Shimla: Wildlife officials in Himachal Pradesh are euphoric over the resumed breeding of a highly endangered pheasant species.
They say all the nine pairs of the western tragopan which were hit by a serious bacterial infection in 2010 have not only recuperated but have also multiplied after a gap of two years.
“Seven chicks have been born. They are now three weeks old and shaping up well,” said Principal Chief Conservator (Wildlife) RK Sood.
He said almost all the birds at the Saharan pheasantry, located 160 km from Shimla, have recovered from the infection.
They were hit by E. coli bacteria in May 2010, leading to the death of three.
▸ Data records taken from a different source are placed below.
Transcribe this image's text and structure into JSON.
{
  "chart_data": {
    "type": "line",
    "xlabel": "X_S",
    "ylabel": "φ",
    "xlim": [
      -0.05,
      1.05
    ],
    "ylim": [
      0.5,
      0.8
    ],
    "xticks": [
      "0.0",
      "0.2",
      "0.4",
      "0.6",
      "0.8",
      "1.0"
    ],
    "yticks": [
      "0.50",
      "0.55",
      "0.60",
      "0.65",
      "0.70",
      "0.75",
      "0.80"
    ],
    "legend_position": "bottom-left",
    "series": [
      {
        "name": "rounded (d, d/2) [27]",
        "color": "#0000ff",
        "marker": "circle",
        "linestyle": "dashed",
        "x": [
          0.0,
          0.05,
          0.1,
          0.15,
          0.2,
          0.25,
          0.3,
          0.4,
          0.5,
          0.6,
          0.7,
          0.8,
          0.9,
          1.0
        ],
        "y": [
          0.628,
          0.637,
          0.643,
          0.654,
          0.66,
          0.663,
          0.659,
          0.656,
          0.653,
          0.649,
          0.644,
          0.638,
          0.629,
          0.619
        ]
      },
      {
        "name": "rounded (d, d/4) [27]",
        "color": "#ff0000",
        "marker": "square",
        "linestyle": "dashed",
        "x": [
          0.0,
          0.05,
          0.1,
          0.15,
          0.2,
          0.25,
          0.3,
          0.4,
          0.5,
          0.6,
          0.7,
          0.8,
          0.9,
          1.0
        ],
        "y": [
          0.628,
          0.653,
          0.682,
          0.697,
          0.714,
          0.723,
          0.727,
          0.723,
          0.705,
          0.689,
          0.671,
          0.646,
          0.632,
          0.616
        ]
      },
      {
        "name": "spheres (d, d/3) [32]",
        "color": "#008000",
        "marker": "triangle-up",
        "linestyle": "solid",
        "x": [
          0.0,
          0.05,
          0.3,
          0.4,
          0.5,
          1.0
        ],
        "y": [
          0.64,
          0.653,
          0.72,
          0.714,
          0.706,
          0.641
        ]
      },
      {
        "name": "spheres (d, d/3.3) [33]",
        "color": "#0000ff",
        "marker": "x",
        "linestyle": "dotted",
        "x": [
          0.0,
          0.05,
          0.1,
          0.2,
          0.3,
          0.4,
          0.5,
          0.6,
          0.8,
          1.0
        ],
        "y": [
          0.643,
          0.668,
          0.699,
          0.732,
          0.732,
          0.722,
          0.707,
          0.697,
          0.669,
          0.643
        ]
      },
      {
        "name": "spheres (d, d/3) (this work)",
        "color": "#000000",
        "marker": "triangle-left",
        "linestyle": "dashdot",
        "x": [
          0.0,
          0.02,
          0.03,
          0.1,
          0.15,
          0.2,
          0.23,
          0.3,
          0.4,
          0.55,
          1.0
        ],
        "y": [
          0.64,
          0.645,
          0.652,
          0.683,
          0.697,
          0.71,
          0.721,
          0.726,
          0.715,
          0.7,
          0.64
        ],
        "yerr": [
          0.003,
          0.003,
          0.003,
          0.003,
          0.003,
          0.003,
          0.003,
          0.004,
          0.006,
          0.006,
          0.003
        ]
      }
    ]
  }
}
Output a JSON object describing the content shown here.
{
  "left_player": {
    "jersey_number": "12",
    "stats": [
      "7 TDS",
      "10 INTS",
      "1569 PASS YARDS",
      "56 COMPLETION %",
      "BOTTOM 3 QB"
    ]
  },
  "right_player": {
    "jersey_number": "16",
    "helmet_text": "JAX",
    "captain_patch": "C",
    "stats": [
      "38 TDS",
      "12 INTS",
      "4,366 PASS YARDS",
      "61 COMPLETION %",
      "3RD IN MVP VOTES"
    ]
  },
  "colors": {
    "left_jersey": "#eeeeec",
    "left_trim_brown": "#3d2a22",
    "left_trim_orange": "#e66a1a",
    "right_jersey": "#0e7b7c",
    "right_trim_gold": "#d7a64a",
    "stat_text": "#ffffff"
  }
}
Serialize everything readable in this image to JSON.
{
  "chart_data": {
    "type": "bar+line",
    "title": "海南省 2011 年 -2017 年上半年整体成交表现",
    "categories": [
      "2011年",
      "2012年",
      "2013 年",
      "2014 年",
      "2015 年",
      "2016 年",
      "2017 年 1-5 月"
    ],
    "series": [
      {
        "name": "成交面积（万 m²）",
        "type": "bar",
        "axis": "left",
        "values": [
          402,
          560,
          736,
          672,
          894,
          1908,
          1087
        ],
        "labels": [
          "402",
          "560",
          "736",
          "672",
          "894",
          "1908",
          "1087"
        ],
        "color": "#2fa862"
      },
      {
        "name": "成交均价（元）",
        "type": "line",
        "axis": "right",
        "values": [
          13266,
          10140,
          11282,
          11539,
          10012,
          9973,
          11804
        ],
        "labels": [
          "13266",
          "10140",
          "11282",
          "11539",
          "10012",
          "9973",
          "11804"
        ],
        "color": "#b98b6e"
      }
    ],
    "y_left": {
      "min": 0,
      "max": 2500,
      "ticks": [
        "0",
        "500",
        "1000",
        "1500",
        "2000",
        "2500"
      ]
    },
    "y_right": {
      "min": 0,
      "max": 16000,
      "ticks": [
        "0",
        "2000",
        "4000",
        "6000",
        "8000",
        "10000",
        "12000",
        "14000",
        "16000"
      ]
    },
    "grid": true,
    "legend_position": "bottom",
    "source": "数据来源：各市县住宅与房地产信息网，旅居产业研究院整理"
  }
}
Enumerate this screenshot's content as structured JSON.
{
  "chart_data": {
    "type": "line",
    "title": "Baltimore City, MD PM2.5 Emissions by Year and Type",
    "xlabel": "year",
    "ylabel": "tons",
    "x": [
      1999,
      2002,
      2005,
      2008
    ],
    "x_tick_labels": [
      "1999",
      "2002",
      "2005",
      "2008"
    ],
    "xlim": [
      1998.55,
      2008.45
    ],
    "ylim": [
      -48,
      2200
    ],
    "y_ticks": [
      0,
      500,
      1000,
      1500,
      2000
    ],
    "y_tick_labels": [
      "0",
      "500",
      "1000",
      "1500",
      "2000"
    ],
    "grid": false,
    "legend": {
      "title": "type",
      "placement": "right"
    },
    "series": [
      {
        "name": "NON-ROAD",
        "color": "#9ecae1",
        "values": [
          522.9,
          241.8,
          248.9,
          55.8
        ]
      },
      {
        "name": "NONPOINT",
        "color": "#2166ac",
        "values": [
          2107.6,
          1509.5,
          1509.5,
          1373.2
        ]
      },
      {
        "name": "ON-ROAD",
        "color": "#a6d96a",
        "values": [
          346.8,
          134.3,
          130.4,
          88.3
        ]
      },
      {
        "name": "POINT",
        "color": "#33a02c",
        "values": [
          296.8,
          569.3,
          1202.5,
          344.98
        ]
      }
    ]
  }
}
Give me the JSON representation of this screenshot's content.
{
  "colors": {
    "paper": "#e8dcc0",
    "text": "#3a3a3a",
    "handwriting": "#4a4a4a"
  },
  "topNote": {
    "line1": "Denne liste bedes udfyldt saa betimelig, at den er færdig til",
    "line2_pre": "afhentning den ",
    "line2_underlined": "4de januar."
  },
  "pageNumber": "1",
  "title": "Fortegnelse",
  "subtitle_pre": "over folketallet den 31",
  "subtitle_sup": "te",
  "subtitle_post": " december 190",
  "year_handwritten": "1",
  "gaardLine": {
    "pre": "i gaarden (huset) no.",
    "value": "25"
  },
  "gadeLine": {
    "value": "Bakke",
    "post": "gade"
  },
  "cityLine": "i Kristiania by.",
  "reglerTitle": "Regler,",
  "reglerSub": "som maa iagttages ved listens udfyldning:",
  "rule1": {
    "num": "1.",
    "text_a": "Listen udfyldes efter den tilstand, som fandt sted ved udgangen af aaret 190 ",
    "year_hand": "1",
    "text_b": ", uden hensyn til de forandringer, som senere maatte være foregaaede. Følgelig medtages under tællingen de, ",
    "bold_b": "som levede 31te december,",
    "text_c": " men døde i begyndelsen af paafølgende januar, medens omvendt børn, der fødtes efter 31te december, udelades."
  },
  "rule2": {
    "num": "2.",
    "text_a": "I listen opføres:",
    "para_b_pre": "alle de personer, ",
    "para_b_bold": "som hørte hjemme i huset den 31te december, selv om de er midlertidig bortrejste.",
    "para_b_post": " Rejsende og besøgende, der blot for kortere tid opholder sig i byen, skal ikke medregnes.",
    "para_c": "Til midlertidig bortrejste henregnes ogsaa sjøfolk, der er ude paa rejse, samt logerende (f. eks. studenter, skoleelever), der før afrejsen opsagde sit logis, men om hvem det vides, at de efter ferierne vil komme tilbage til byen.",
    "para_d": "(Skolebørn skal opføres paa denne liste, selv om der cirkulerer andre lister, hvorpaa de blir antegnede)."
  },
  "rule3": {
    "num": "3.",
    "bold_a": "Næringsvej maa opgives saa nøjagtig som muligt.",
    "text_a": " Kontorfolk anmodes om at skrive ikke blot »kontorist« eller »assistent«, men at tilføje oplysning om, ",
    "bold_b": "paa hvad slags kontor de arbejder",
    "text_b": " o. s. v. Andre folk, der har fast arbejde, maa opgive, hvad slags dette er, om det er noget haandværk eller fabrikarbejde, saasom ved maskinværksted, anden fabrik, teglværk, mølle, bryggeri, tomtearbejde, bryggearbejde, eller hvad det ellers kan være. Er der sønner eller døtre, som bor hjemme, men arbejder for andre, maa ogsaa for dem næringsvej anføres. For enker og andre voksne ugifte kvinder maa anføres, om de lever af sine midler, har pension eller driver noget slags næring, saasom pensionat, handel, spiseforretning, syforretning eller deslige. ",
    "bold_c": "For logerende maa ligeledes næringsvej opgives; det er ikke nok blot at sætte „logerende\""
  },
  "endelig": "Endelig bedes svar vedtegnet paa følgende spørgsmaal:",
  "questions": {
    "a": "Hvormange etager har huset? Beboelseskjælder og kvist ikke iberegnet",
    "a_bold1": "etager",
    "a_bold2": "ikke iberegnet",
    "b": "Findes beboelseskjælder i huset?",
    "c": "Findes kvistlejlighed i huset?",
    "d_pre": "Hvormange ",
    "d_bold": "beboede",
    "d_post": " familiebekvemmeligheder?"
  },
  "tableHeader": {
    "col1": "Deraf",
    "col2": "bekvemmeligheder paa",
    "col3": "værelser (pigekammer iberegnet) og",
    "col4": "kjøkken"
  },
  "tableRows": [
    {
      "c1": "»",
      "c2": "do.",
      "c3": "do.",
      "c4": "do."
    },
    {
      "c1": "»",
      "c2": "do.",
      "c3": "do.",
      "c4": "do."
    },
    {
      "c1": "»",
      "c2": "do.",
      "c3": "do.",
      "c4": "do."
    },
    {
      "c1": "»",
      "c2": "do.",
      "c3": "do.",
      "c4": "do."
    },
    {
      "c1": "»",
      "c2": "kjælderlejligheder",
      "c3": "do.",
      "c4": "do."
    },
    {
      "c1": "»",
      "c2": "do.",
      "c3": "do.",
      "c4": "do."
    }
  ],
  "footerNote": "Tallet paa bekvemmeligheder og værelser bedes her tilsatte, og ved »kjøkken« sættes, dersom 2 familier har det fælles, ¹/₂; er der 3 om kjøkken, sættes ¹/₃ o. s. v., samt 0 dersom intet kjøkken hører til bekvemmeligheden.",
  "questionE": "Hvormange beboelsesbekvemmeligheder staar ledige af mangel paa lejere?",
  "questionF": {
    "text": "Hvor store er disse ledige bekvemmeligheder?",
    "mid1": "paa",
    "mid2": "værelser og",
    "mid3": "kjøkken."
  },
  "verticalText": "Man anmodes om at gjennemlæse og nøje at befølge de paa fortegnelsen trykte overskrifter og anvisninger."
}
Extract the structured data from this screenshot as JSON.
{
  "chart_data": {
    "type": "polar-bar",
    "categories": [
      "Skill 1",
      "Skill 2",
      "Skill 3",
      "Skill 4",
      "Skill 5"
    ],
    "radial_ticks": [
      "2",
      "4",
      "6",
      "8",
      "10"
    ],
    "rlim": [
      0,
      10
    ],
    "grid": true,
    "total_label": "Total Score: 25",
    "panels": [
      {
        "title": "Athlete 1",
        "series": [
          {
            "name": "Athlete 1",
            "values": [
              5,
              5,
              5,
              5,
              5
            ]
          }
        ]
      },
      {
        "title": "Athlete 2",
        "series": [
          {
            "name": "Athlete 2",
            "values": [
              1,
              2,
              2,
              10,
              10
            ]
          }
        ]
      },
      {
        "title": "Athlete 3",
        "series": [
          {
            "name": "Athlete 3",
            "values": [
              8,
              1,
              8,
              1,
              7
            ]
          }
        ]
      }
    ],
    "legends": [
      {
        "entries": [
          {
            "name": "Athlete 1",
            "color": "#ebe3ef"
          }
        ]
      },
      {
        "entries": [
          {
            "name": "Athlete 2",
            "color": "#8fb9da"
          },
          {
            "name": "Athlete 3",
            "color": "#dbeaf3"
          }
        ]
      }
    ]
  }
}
Since then, there have been doubts about the future of the Central Zoo Authority-supported conservation breeding project at Saharan, the only breeding programme of pheasants in the country. The wildlife authorities were forced to abort their breeding for the time being.
Sood said a total of 40 eggs were laid by the birds in six clutches this season.
“From one clutch, three chicks hatched. The remaining four chicks produced from two clutches – two from each clutch. Their success in breeding indicated that the birds have fully recovered from the infection,” he added.
Officials said three females are still involved in brooding.
Unlike the past, the caretakers have not used broody hens to hatch eggs. “The eggs were hatched by natural mothers,” an official said.
He said for the first time the wildlife department has taken the help of the Wildlife Institute of India (WWI) to look after the health and diet needs of the birds.
“On the advice of the WWI, we have stopped ‘physiological technique’. The birds were allowed to breed under natural conditions,” the principal chief conservator said.
Last year the caretakers used the “physiological technique” to control the breeding process. They have shortened the daylight hours by covering the enclosures with tarpaulins from 4 p.m. to 9 a.m. every day. This helps in retarding further breeding.
The species normally breeds from May to July when the days are longer.
According to the wildlife officials, 22 chicks, except seven this year, have been born since 1993, when the first breeding in captivity took place in the world. So far five chicks have died natural deaths.
The western tragopan, which is also the state bird, is listed in the Red Data Book of the International Union for Conservation of Nature (IUCN), a compendium of species facing extinction.
The western tragopan belongs to the family Phasianidae, which also includes peafowl and red jungle fowl. It is the least studied bird in the world and therefore its population estimates are unavailable.
Himachal wildlife officials say they have regularly sighted the pheasant at the Great Himalayan National Park in the Kullu Valley.
Being a shy bird, it is rarely sighted and is found at an altitude of 2,000 to 3,600 metres in the temperate forests of Jammu and Kashmir, Himachal Pradesh and Uttarakhand.